There's no winning move here with standard DBSCAN. This varying-density problem is exactly what motivates HDBSCAN, which we'll get to shortly. But first, let's explore a completely different approach to clustering.

Hierarchical clustering: the tree of groups

What if you didn't have to choose a specific number of clusters at all? What if you could see ALL possible groupings simultaneously -- from "every point is its own cluster" all the way up to "everything is one big cluster" -- and then pick the level of granularity that makes sense for your problem?

That's what hierarchical clustering does. It builds a dendrogram -- a tree structure that shows how points group together at every level of similarity. You can "cut" the tree at any height to get as many or as few clusters as you want.

Agglomerative (bottom-up) hierarchical clustering is the most common variant. The algorithm is conceptually simple:

Start with every point as its own cluster (N clusters)
Find the two closest clusters
Merge them into one cluster (now N-1 clusters)
Repeat until everything is one cluster

The result is a complete merge history that you can inspect at any level:

from sklearn.cluster import AgglomerativeClustering
from scipy.cluster.hierarchy import dendrogram, linkage

# Generate blob data with 4 clear groups
X_blobs, y_blobs = make_blobs(
    n_samples=200, centers=4, cluster_std=0.8, random_state=42
)

# Compute the linkage matrix (full merge history)
Z = linkage(X_blobs, method='ward')

# Print the last merges -- large distances indicate natural boundaries
print("Last 8 merges (largest distances = natural cluster boundaries):")
print(f"{'Step':>6s}  {'Cluster A':>10s}  {'Cluster B':>10s}  "
      f"{'Distance':>10s}  {'New size':>10s}")
print("-" * 52)
for i in range(8):
    row = Z[-(i+1)]
    print(f"{len(Z)-i:>6d}  {int(row[0]):>10d}  {int(row[1]):>10d}  "
          f"{row[2]:>10.2f}  {int(row[3]):>10d}")

The key insight is in those merge distances. You'll see a few merges with VERY large distances compared to the others. Those are the jumps where the algorithm had to bridge a big gap to combine two well-separated groups. The number of large jumps tells you the natural number of clusters. If the last three merges have distances of 15.2, 14.8, and 13.9, but the one before that jumps to 5.1, there's a clear gap -- cutting the tree just above 5.1 gives you 4 clusters.

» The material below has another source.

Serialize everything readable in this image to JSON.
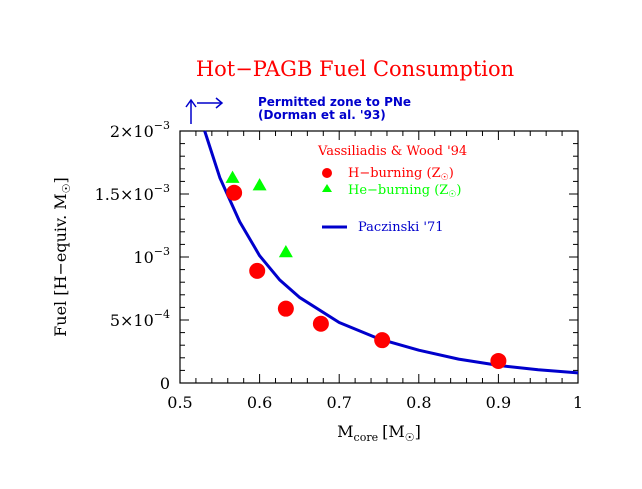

Linkage methods: how "distance between clusters" is defined

The whole algorithm hinges on one question: how do you define the distance between two clusters? Different answers give different results, and the choice matters more than you might think.

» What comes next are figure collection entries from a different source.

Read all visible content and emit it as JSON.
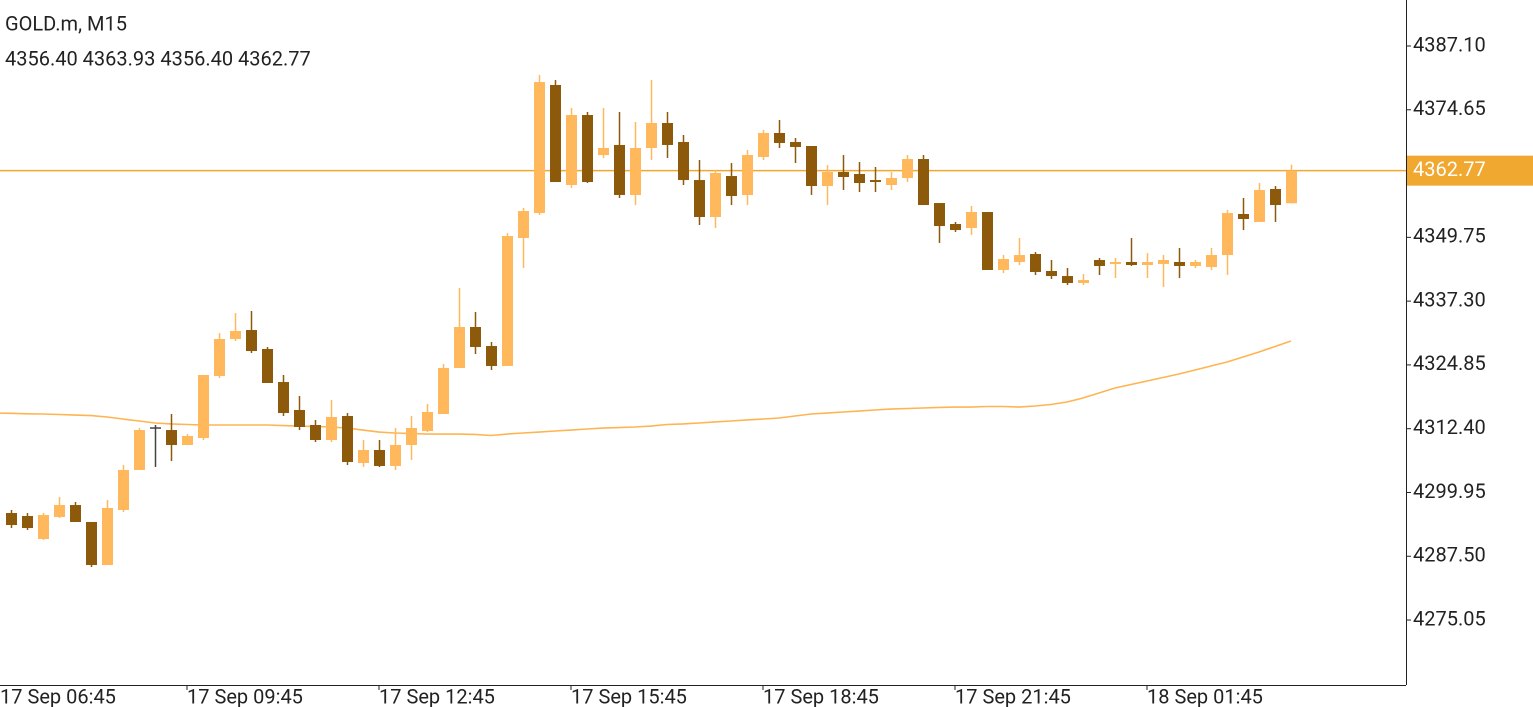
{
  "chart_data": {
    "type": "candlestick",
    "title": "GOLD.m, M15",
    "subtitle": "4356.40 4363.93 4356.40 4362.77",
    "categories": [
      "17 Sep 06:45",
      null,
      null,
      null,
      null,
      null,
      null,
      null,
      null,
      null,
      null,
      null,
      "17 Sep 09:45",
      null,
      null,
      null,
      null,
      null,
      null,
      null,
      null,
      null,
      null,
      null,
      "17 Sep 12:45",
      null,
      null,
      null,
      null,
      null,
      null,
      null,
      null,
      null,
      null,
      null,
      "17 Sep 15:45",
      null,
      null,
      null,
      null,
      null,
      null,
      null,
      null,
      null,
      null,
      null,
      "17 Sep 18:45",
      null,
      null,
      null,
      null,
      null,
      null,
      null,
      null,
      null,
      null,
      null,
      "17 Sep 21:45",
      null,
      null,
      null,
      null,
      null,
      null,
      null,
      null,
      null,
      null,
      null,
      "18 Sep 01:45",
      null,
      null,
      null,
      null,
      null,
      null,
      null,
      null,
      null
    ],
    "open": [
      null,
      4295.94,
      4295.36,
      4290.87,
      4295.16,
      4297.5,
      4294.19,
      4285.79,
      4296.53,
      4304.34,
      4312.53,
      4312.14,
      4309.22,
      4310.58,
      4322.68,
      4329.91,
      4331.66,
      4327.96,
      4321.51,
      4316.05,
      4313.12,
      4310.19,
      4314.88,
      4305.7,
      4308.24,
      4305.12,
      4309.22,
      4311.95,
      4315.27,
      4324.25,
      4332.25,
      4328.54,
      4324.64,
      4349.62,
      4354.5,
      4379.49,
      4359.97,
      4373.63,
      4365.82,
      4367.78,
      4358.02,
      4367.19,
      4372.07,
      4368.36,
      4360.94,
      4353.72,
      4361.72,
      4358.02,
      4365.43,
      4370.12,
      4368.36,
      4367.58,
      4359.77,
      4362.51,
      4362.12,
      4360.94,
      4359.97,
      4361.33,
      4365.04,
      4356.45,
      4352.36,
      4351.57,
      4354.7,
      4343.38,
      4344.94,
      4346.5,
      4343.18,
      4342.2,
      4340.84,
      4345.33,
      4344.55,
      4344.94,
      4344.35,
      4344.55,
      4344.94,
      4344.16,
      4343.96,
      4346.3,
      4354.31,
      4352.75,
      4359.19,
      4356.4
    ],
    "high": [
      null,
      4296.53,
      4295.94,
      4295.94,
      4299.07,
      4298.09,
      4294.19,
      4298.48,
      4305.31,
      4312.53,
      4313.12,
      4315.27,
      4311.36,
      4322.88,
      4331.08,
      4334.98,
      4335.37,
      4328.35,
      4322.88,
      4318.78,
      4314.1,
      4318.0,
      4315.46,
      4310.19,
      4310.19,
      4312.53,
      4314.88,
      4317.22,
      4325.03,
      4339.86,
      4335.18,
      4329.32,
      4350.6,
      4355.48,
      4381.44,
      4380.46,
      4375.0,
      4374.22,
      4375.0,
      4374.22,
      4372.27,
      4380.46,
      4374.22,
      4369.73,
      4364.85,
      4362.9,
      4364.26,
      4366.8,
      4370.7,
      4372.66,
      4369.14,
      4367.58,
      4363.87,
      4365.82,
      4364.46,
      4363.48,
      4362.51,
      4365.82,
      4365.82,
      4356.45,
      4352.75,
      4355.87,
      4354.7,
      4346.3,
      4349.62,
      4346.89,
      4345.33,
      4343.77,
      4342.6,
      4345.72,
      4345.72,
      4349.62,
      4346.69,
      4346.3,
      4347.67,
      4345.33,
      4347.67,
      4355.09,
      4357.43,
      4360.36,
      4359.77,
      4363.93
    ],
    "low": [
      null,
      4293.01,
      4292.62,
      4290.67,
      4294.97,
      4294.19,
      4285.4,
      4285.79,
      4296.14,
      4304.34,
      4304.92,
      4306.09,
      4309.22,
      4310.19,
      4322.29,
      4329.52,
      4327.17,
      4321.32,
      4314.88,
      4312.14,
      4309.8,
      4309.8,
      4305.31,
      4304.92,
      4304.92,
      4304.34,
      4306.29,
      4311.75,
      4315.27,
      4324.25,
      4326.98,
      4323.86,
      4324.64,
      4343.77,
      4354.11,
      4360.55,
      4359.38,
      4360.36,
      4365.24,
      4357.43,
      4356.06,
      4364.85,
      4365.24,
      4359.97,
      4352.16,
      4351.57,
      4356.06,
      4356.06,
      4364.85,
      4367.19,
      4364.26,
      4358.02,
      4356.06,
      4358.99,
      4358.6,
      4358.6,
      4358.99,
      4360.55,
      4356.06,
      4348.65,
      4350.79,
      4350.21,
      4343.38,
      4342.79,
      4344.35,
      4342.4,
      4341.62,
      4340.45,
      4340.45,
      4342.4,
      4341.81,
      4344.16,
      4341.81,
      4340.06,
      4341.81,
      4343.77,
      4343.38,
      4342.4,
      4351.18,
      4352.75,
      4352.75,
      4356.4
    ],
    "close": [
      null,
      4293.6,
      4293.01,
      4295.55,
      4297.5,
      4294.19,
      4285.79,
      4296.92,
      4304.34,
      4312.14,
      4312.53,
      4309.22,
      4310.97,
      4322.88,
      4329.91,
      4331.47,
      4327.56,
      4321.32,
      4315.46,
      4312.73,
      4310.19,
      4314.68,
      4305.9,
      4308.24,
      4305.12,
      4309.22,
      4312.53,
      4315.66,
      4324.25,
      4332.25,
      4328.35,
      4324.64,
      4350.01,
      4354.89,
      4380.07,
      4360.55,
      4373.63,
      4360.55,
      4367.19,
      4358.02,
      4367.19,
      4372.07,
      4367.78,
      4360.94,
      4353.72,
      4362.31,
      4357.82,
      4365.82,
      4370.12,
      4368.17,
      4367.39,
      4359.77,
      4362.51,
      4361.53,
      4360.36,
      4360.55,
      4361.33,
      4365.04,
      4356.06,
      4351.96,
      4351.18,
      4354.7,
      4343.38,
      4345.52,
      4346.3,
      4342.99,
      4342.2,
      4340.84,
      4341.42,
      4344.16,
      4344.94,
      4344.35,
      4344.94,
      4345.33,
      4344.16,
      4344.94,
      4346.3,
      4354.5,
      4353.33,
      4358.99,
      4356.06,
      4362.77
    ],
    "ma": {
      "color": "#ffb452",
      "values": [
        4315.46,
        4315.4,
        4315.31,
        4315.27,
        4315.17,
        4315.07,
        4314.97,
        4314.68,
        4314.29,
        4313.9,
        4313.51,
        4313.32,
        4313.22,
        4313.12,
        4313.12,
        4313.12,
        4313.12,
        4313.12,
        4313.02,
        4312.92,
        4312.83,
        4312.73,
        4312.53,
        4312.14,
        4311.75,
        4311.56,
        4311.46,
        4311.36,
        4311.36,
        4311.36,
        4311.27,
        4311.07,
        4311.36,
        4311.56,
        4311.75,
        4311.95,
        4312.14,
        4312.34,
        4312.53,
        4312.63,
        4312.73,
        4312.92,
        4313.22,
        4313.32,
        4313.51,
        4313.71,
        4313.9,
        4314.1,
        4314.29,
        4314.49,
        4314.88,
        4315.27,
        4315.46,
        4315.66,
        4315.85,
        4316.05,
        4316.24,
        4316.34,
        4316.44,
        4316.54,
        4316.63,
        4316.63,
        4316.73,
        4316.73,
        4316.63,
        4316.83,
        4317.12,
        4317.61,
        4318.39,
        4319.37,
        4320.34,
        4321.03,
        4321.71,
        4322.39,
        4323.08,
        4323.86,
        4324.64,
        4325.42,
        4326.39,
        4327.37,
        4328.44,
        4329.52
      ]
    },
    "up_color": "#ffb95c",
    "down_color": "#8c5a0a",
    "doji_color": "#444444",
    "last_price": 4362.77,
    "last_price_color": "#f0a830",
    "ylim": [
      4262.37,
      4396.08
    ],
    "yticks": [
      {
        "value": 4387.1,
        "label": "4387.10"
      },
      4374.65,
      4349.75,
      {
        "value": 4337.3,
        "label": "4337.30"
      },
      4324.85,
      {
        "value": 4312.4,
        "label": "4312.40"
      },
      4299.95,
      {
        "value": 4287.5,
        "label": "4287.50"
      },
      4275.05
    ],
    "grid": false
  }
}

Single linkage: minimum distance between any two points in different clusters. Finds elongated, chain-like clusters but is very sensitive to noise (a single bridge point between two clusters will merge them prematurely).
Complete linkage: maximum distance between any two points. Creates compact, roughly spherical clusters. Robust to noise but can split elongated natural clusters.
Average linkage: mean distance between all pairs of points. A balanced compromise between single and complete.
Ward linkage: minimizes the increase in total within-cluster variance at each merge. This is closest in spirit to K-Means (it optimizes the same kind of objective) and is usually the best default for general use.

# Cut the tree at 4 clusters with Ward linkage
hc = AgglomerativeClustering(n_clusters=4, linkage='ward')
labels_hc = hc.fit_predict(X_blobs)

ari_hc = adjusted_rand_score(y_blobs, labels_hc)
print(f"Ward linkage, 4 clusters: ARI = {ari_hc:.3f}")
print(f"Cluster sizes: {[np.sum(labels_hc == i) for i in range(4)]}")

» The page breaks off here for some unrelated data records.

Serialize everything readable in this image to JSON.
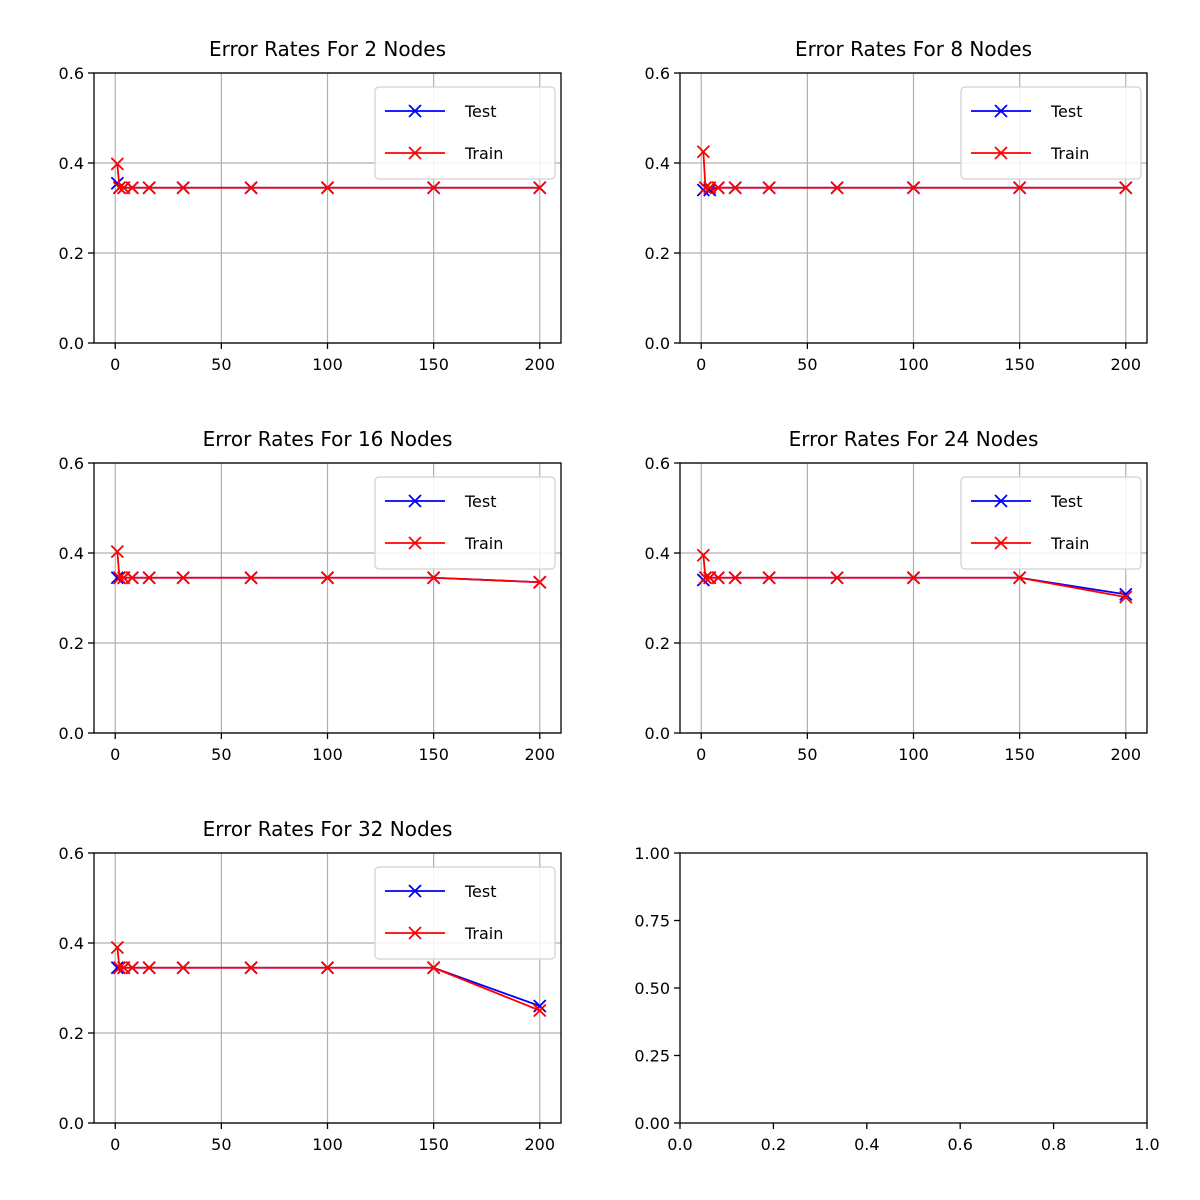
{
  "chart_data": [
    {
      "type": "line",
      "title": "Error Rates For 2 Nodes",
      "xlabel": "",
      "ylabel": "",
      "xlim": [
        -10,
        210
      ],
      "ylim": [
        0,
        0.6
      ],
      "xticks": [
        "0",
        "50",
        "100",
        "150",
        "200"
      ],
      "yticks": [
        "0.0",
        "0.2",
        "0.4",
        "0.6"
      ],
      "grid": true,
      "legend": "upper right",
      "x": [
        1,
        2,
        4,
        8,
        16,
        32,
        64,
        100,
        150,
        200
      ],
      "series": [
        {
          "name": "Test",
          "color": "#0000ff",
          "marker": "x",
          "values": [
            0.355,
            0.345,
            0.345,
            0.345,
            0.345,
            0.345,
            0.345,
            0.345,
            0.345,
            0.345
          ]
        },
        {
          "name": "Train",
          "color": "#ff0000",
          "marker": "x",
          "values": [
            0.398,
            0.345,
            0.345,
            0.345,
            0.345,
            0.345,
            0.345,
            0.345,
            0.345,
            0.345
          ]
        }
      ]
    },
    {
      "type": "line",
      "title": "Error Rates For 8 Nodes",
      "xlabel": "",
      "ylabel": "",
      "xlim": [
        -10,
        210
      ],
      "ylim": [
        0,
        0.6
      ],
      "xticks": [
        "0",
        "50",
        "100",
        "150",
        "200"
      ],
      "yticks": [
        "0.0",
        "0.2",
        "0.4",
        "0.6"
      ],
      "grid": true,
      "legend": "upper right",
      "x": [
        1,
        2,
        4,
        8,
        16,
        32,
        64,
        100,
        150,
        200
      ],
      "series": [
        {
          "name": "Test",
          "color": "#0000ff",
          "marker": "x",
          "values": [
            0.34,
            0.345,
            0.34,
            0.345,
            0.345,
            0.345,
            0.345,
            0.345,
            0.345,
            0.345
          ]
        },
        {
          "name": "Train",
          "color": "#ff0000",
          "marker": "x",
          "values": [
            0.425,
            0.345,
            0.345,
            0.345,
            0.345,
            0.345,
            0.345,
            0.345,
            0.345,
            0.345
          ]
        }
      ]
    },
    {
      "type": "line",
      "title": "Error Rates For 16 Nodes",
      "xlabel": "",
      "ylabel": "",
      "xlim": [
        -10,
        210
      ],
      "ylim": [
        0,
        0.6
      ],
      "xticks": [
        "0",
        "50",
        "100",
        "150",
        "200"
      ],
      "yticks": [
        "0.0",
        "0.2",
        "0.4",
        "0.6"
      ],
      "grid": true,
      "legend": "upper right",
      "x": [
        1,
        2,
        4,
        8,
        16,
        32,
        64,
        100,
        150,
        200
      ],
      "series": [
        {
          "name": "Test",
          "color": "#0000ff",
          "marker": "x",
          "values": [
            0.345,
            0.345,
            0.345,
            0.345,
            0.345,
            0.345,
            0.345,
            0.345,
            0.345,
            0.335
          ]
        },
        {
          "name": "Train",
          "color": "#ff0000",
          "marker": "x",
          "values": [
            0.403,
            0.345,
            0.345,
            0.345,
            0.345,
            0.345,
            0.345,
            0.345,
            0.345,
            0.335
          ]
        }
      ]
    },
    {
      "type": "line",
      "title": "Error Rates For 24 Nodes",
      "xlabel": "",
      "ylabel": "",
      "xlim": [
        -10,
        210
      ],
      "ylim": [
        0,
        0.6
      ],
      "xticks": [
        "0",
        "50",
        "100",
        "150",
        "200"
      ],
      "yticks": [
        "0.0",
        "0.2",
        "0.4",
        "0.6"
      ],
      "grid": true,
      "legend": "upper right",
      "x": [
        1,
        2,
        4,
        8,
        16,
        32,
        64,
        100,
        150,
        200
      ],
      "series": [
        {
          "name": "Test",
          "color": "#0000ff",
          "marker": "x",
          "values": [
            0.34,
            0.345,
            0.345,
            0.345,
            0.345,
            0.345,
            0.345,
            0.345,
            0.345,
            0.308
          ]
        },
        {
          "name": "Train",
          "color": "#ff0000",
          "marker": "x",
          "values": [
            0.395,
            0.345,
            0.345,
            0.345,
            0.345,
            0.345,
            0.345,
            0.345,
            0.345,
            0.302
          ]
        }
      ]
    },
    {
      "type": "line",
      "title": "Error Rates For 32 Nodes",
      "xlabel": "",
      "ylabel": "",
      "xlim": [
        -10,
        210
      ],
      "ylim": [
        0,
        0.6
      ],
      "xticks": [
        "0",
        "50",
        "100",
        "150",
        "200"
      ],
      "yticks": [
        "0.0",
        "0.2",
        "0.4",
        "0.6"
      ],
      "grid": true,
      "legend": "upper right",
      "x": [
        1,
        2,
        4,
        8,
        16,
        32,
        64,
        100,
        150,
        200
      ],
      "series": [
        {
          "name": "Test",
          "color": "#0000ff",
          "marker": "x",
          "values": [
            0.345,
            0.345,
            0.345,
            0.345,
            0.345,
            0.345,
            0.345,
            0.345,
            0.345,
            0.26
          ]
        },
        {
          "name": "Train",
          "color": "#ff0000",
          "marker": "x",
          "values": [
            0.39,
            0.345,
            0.345,
            0.345,
            0.345,
            0.345,
            0.345,
            0.345,
            0.345,
            0.25
          ]
        }
      ]
    },
    {
      "type": "empty",
      "title": "",
      "xlim": [
        0,
        1
      ],
      "ylim": [
        0,
        1
      ],
      "xticks": [
        "0.0",
        "0.2",
        "0.4",
        "0.6",
        "0.8",
        "1.0"
      ],
      "yticks": [
        "0.00",
        "0.25",
        "0.50",
        "0.75",
        "1.00"
      ],
      "grid": false
    }
  ]
}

# Compare with single linkage
hc_single = AgglomerativeClustering(n_clusters=4, linkage='single')
labels_single = hc_single.fit_predict(X_blobs)
ari_single = adjusted_rand_score(y_blobs, labels_single)
print(f"Single linkage, 4 clusters: ARI = {ari_single:.3f}")

The dendrogram is the killer feature of hierarchical clustering. It shows you the ENTIRE clustering structure, not just one partition. You can visually inspect where the natural boundaries are, explore different granularities, and make an informed decision about how many clusters to use. That visual information is something K-Means and DBSCAN simply don't provide.

Having said that, hierarchical clustering has a serious scalability problem. Computing all pairwise distances requires O(n^2) memory, and the merge process itself is O(n^3) for some linkage methods. For a dataset of 10,000 points, that's manageable. For 100,000 points, you're looking at 10 billion distance computations. For a million points, forget it. K-Means handles a million points without breaking a sweat. Hierarchical clustering chokes. So think of it as a tool for moderate-sized datasets where the hierarchy itself is valuable -- taxonomy, organizational structure, biological classification -- not for large-scale problems.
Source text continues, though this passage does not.